Le 05.04.2019 10:55, Alain RODRIGUEZ a écrit :

> Alex, 
> 
>> Well, I tried : rolling restart did not work its magic.
> 
> Sorry to hear and for misleading you. May faith into the rolling restart 
> magical power went down a bit, but I still think it was worth a try :D. 
> 
>> @ Alain : In system.peers I see both the dead node and its replacement with 
>> the same ID :peer | host_id
>> --+--
>> 192.168.1.18 | 09d24557-4e98-44c3-8c9d-53c4c31066e1
>> 192.168.1.22 | 09d24557-4e98-44c3-8c9d-53c4c31066e1 
>> 
>> Is it expected ? 
>> 
>> If I cannot fix this, I think I will add new nodes and remove, one by one, 
>> the nodes that show the dead node in nodetool status.
> 
> Well, no. This is clearly not good or expected I would say. 
> 
> TL;DR - SUGGESTED FIX: 
> What I would try to fix this is the following is removing this row. It 
> *should* be safe but that's only my opinion and with the condition you remove 
> *only* the 'ghost/dead' nodes. Any mistake here would probably be costly. 
> Again, be aware you're on a sensitive part when messing with system tables. 
> Think it twice, check it twice, take a copy of the SSTables/a snapshot. Then 
> I would go for it and observe changes on one node first. If no harm is done, 
> continue to the next node. 
> 
> Considering the old node is '192.168.1.18', I would run this on all nodes 
> (maybe after testing on a node) to make it simple or just run it on nodes 
> that show the ghost node(s):  
> 
> "DELETE FROM SYSTEM.PEERS WHERE PEER = '192.168.1.18';" 
> 
> Maybe will you need to restart, I think you won't even need it. I have good 
> hope that this should finally fix your issue with no harm. 
> 
> MORE CONTEXT - IDEA OF THE PROBLEM: 
> This above, is clearly an issue I would say. Most probably the source of your 
> troubles here. The problem is that I lack understanding. From where I stand, 
> this kind of bugs should not happen anymore in Cassandra (I did not see 
> anything similar for a while). 
> 
> I would blame: 
> - A corner case scenario (unlikely, system tables are rather solid for a 
> while). Or maybe are you using an old C* version. It *might* be related to 
> this (or similar): https://issues.apache.org/jira/browse/CASSANDRA-7122) 

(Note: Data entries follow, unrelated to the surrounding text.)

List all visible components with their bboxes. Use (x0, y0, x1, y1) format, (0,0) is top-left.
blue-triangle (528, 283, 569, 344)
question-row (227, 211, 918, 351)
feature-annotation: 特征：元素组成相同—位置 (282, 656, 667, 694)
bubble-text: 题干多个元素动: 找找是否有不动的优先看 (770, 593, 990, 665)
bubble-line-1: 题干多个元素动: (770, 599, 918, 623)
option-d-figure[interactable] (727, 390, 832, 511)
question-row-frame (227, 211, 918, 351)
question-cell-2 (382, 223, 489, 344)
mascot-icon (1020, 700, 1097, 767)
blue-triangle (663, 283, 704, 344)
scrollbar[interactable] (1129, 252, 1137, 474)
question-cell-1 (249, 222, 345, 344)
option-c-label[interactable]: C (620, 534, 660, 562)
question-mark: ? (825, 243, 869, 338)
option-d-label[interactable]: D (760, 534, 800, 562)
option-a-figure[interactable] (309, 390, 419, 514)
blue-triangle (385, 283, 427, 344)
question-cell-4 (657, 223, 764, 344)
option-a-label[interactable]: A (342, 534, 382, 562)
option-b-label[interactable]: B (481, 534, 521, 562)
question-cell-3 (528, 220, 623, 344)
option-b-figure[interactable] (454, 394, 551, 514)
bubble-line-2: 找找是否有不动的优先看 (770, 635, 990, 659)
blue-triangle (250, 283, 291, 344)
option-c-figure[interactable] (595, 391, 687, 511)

> - A really weird operation (A succession of action might have put you in this 
> state, but hard for me to say what) 
> - KairosDB? I don't know It or what it does. Might it be less reliable than 
> Cassandra is, and have lead to this issue? Maybe, I have no clue once again. 
> 
> RISK OF THIS OPERATION AND CURRENT SITUATION: 
> Also, I *think* the current situation is relatively 'stable' (maybe just some 
> hints being stored for nothing, and possibly not being able to add more nodes 
> or change schema?). This is the kind of situation where 'rushing' a solution 
> without understanding the impacts and risks can make things to go terribly 
> wrong. Take the time to analyse my suggested fix, maybe read the ticket above 
> etc. When you're ready, backup the data, prepare well the DELETE command and 
> observe how 1 node reacts to the fix first. 
> 
> As you can see, I think it's the 'good' fix, but I'm not comfortable with 
> this operation. And you should not be either :). 
> I would say, arbitrary to share my feeling about this operation, that there 
> is 95% chances this does not hurt, 90% chances to fix the issue with that, 
> but if something goes wrong, if we are in the 5% were it does not go well, 
> there is a not negligible probability that you will destroy your cluster in a 
> very bad way. I guess I try to say be careful, watch your step, make sure you 
> remove the good line, ensure it works on one node with no harm. 
> I shared my feeling and I would try this fix. But it's ultimately your 
> responsibility and I won't be behind the machine when you'll fix it.